Le hurlement du monstre

Effets visuels, effets spéciaux, maquillage, décors et planning de tournage n’étaient rien en compa­raison du perfectionnement du cri de la créature. Johnston explique ce point surprenant : « Quand il a été temps d’enregistrer le hurlement du loup, nous avons tout essayé, des imitateurs aux cris de bébé en passant par les bruits artificiels. Nous avons pris ces sons et les avons digitalisés… en cherchant la combinaison parfaite pour obtenir un hurlement unique. Mais nous n’y arrivions pas. Nous voulions qu’il soit emblématique et tout à fait nouveau à la fois ». Une découverte capitale eut lieu lorsque l’un des illustrateurs sonores eut une idée originale. Selon Johnston, « Howell Gibbens a dit : ‘Quel est le son de voix le plus pur et le plus maîtrisé ? La voix d’un chanteur d’opéra évidemment.’ Nous avons donc auditionné plusieurs chan­teurs et avons trouvé notre homme : un baryton-basse ». Après avoir enregistré une douzaine de hurlements, Johnston et l’équipe son savaient qu’ils avaient leur cri parfait. Le réalisateur explique : « Ses hurlements passent par plusieurs émotions… de la fureur à la victoire puis à la perte.
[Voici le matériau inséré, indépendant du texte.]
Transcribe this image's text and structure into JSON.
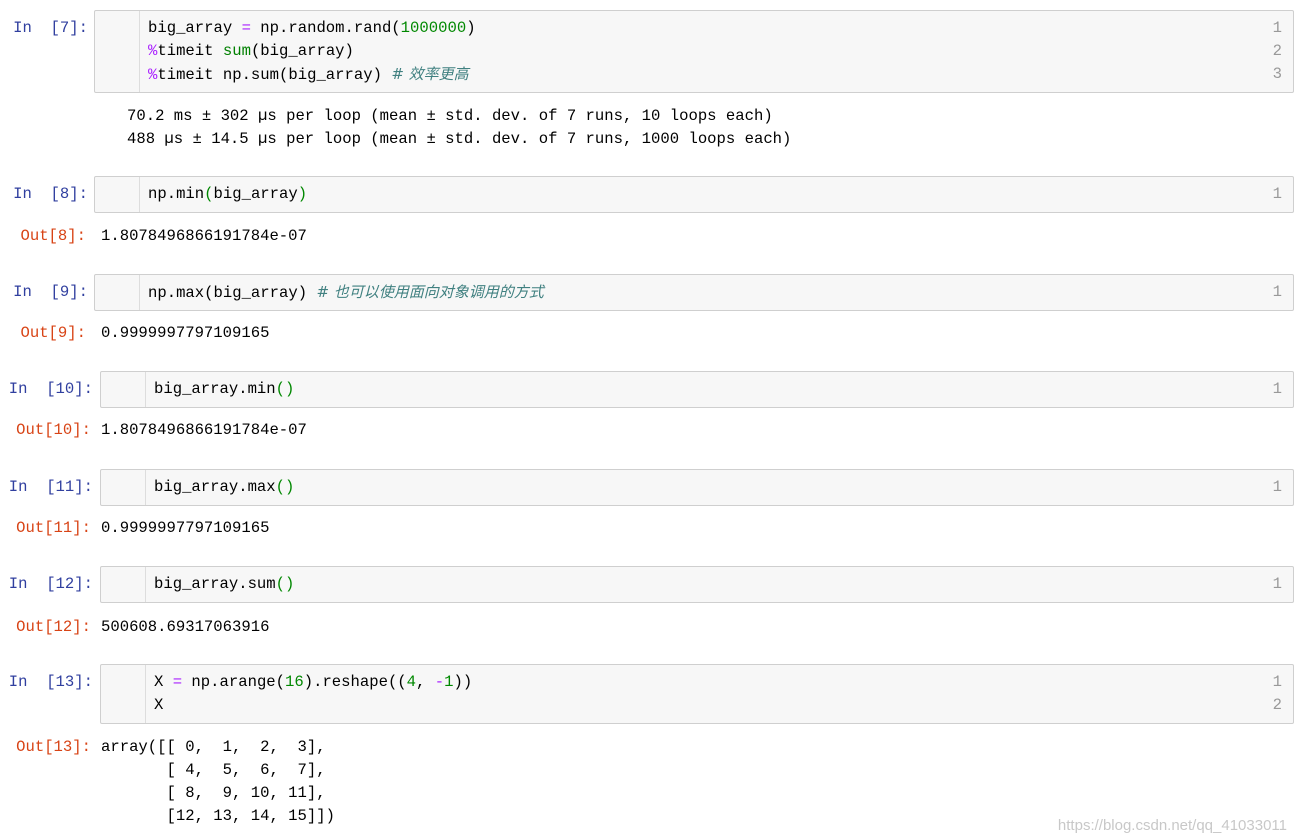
{
  "cells": [
    {
      "prompt": "In  [7]:",
      "lines": [
        [
          {
            "t": "big_array "
          },
          {
            "t": "=",
            "c": "op"
          },
          {
            "t": " np.random.rand("
          },
          {
            "t": "1000000",
            "c": "num"
          },
          {
            "t": ")"
          }
        ],
        [
          {
            "t": "%",
            "c": "op"
          },
          {
            "t": "timeit "
          },
          {
            "t": "sum",
            "c": "bi"
          },
          {
            "t": "(big_array)"
          }
        ],
        [
          {
            "t": "%",
            "c": "op"
          },
          {
            "t": "timeit np.sum(big_array) "
          },
          {
            "t": "# 效率更高",
            "c": "cm"
          }
        ]
      ],
      "out_prompt": "",
      "output": [
        "70.2 ms ± 302 µs per loop (mean ± std. dev. of 7 runs, 10 loops each)",
        "488 µs ± 14.5 µs per loop (mean ± std. dev. of 7 runs, 1000 loops each)"
      ]
    },
    {
      "prompt": "In  [8]:",
      "lines": [
        [
          {
            "t": "np.min"
          },
          {
            "t": "(",
            "c": "num"
          },
          {
            "t": "big_array"
          },
          {
            "t": ")",
            "c": "num"
          }
        ]
      ],
      "out_prompt": "Out[8]:",
      "output": [
        "1.8078496866191784e-07"
      ]
    },
    {
      "prompt": "In  [9]:",
      "lines": [
        [
          {
            "t": "np.max(big_array) "
          },
          {
            "t": "# 也可以使用面向对象调用的方式",
            "c": "cm"
          }
        ]
      ],
      "out_prompt": "Out[9]:",
      "output": [
        "0.9999997797109165"
      ]
    },
    {
      "prompt": "In  [10]:",
      "lines": [
        [
          {
            "t": "big_array.min"
          },
          {
            "t": "()",
            "c": "num"
          }
        ]
      ],
      "out_prompt": "Out[10]:",
      "output": [
        "1.8078496866191784e-07"
      ]
    },
    {
      "prompt": "In  [11]:",
      "lines": [
        [
          {
            "t": "big_array.max"
          },
          {
            "t": "()",
            "c": "num"
          }
        ]
      ],
      "out_prompt": "Out[11]:",
      "output": [
        "0.9999997797109165"
      ]
    },
    {
      "prompt": "In  [12]:",
      "lines": [
        [
          {
            "t": "big_array.sum"
          },
          {
            "t": "()",
            "c": "num"
          }
        ]
      ],
      "out_prompt": "Out[12]:",
      "output": [
        "500608.69317063916"
      ]
    },
    {
      "prompt": "In  [13]:",
      "lines": [
        [
          {
            "t": "X "
          },
          {
            "t": "=",
            "c": "op"
          },
          {
            "t": " np.arange("
          },
          {
            "t": "16",
            "c": "num"
          },
          {
            "t": ").reshape(("
          },
          {
            "t": "4",
            "c": "num"
          },
          {
            "t": ", "
          },
          {
            "t": "-",
            "c": "op"
          },
          {
            "t": "1",
            "c": "num"
          },
          {
            "t": "))"
          }
        ],
        [
          {
            "t": "X"
          }
        ]
      ],
      "out_prompt": "Out[13]:",
      "output": [
        "array([[ 0,  1,  2,  3],",
        "       [ 4,  5,  6,  7],",
        "       [ 8,  9, 10, 11],",
        "       [12, 13, 14, 15]])"
      ]
    }
  ],
  "watermark": "https://blog.csdn.net/qq_41033011",
  "colors": {
    "in_prompt": "#303f9f",
    "out_prompt": "#d84315",
    "keyword_op": "#aa22ff",
    "number": "#008800",
    "comment": "#408080"
  }
}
Nous les avons descendus dans les graves d’environ 40 pour cent et sommes arrivés à des bruits ani­maux viscéraux et terrifiants qui vous glacent le sang ». Stuber se souvient de la première fois qu’il a enten­du ces hurlements : « C’est un cri effroyable et déchirant qui provoque simultanément la peur et la pitié et une des choses que je préfère dans le film, juste après la transforma­tion physique ».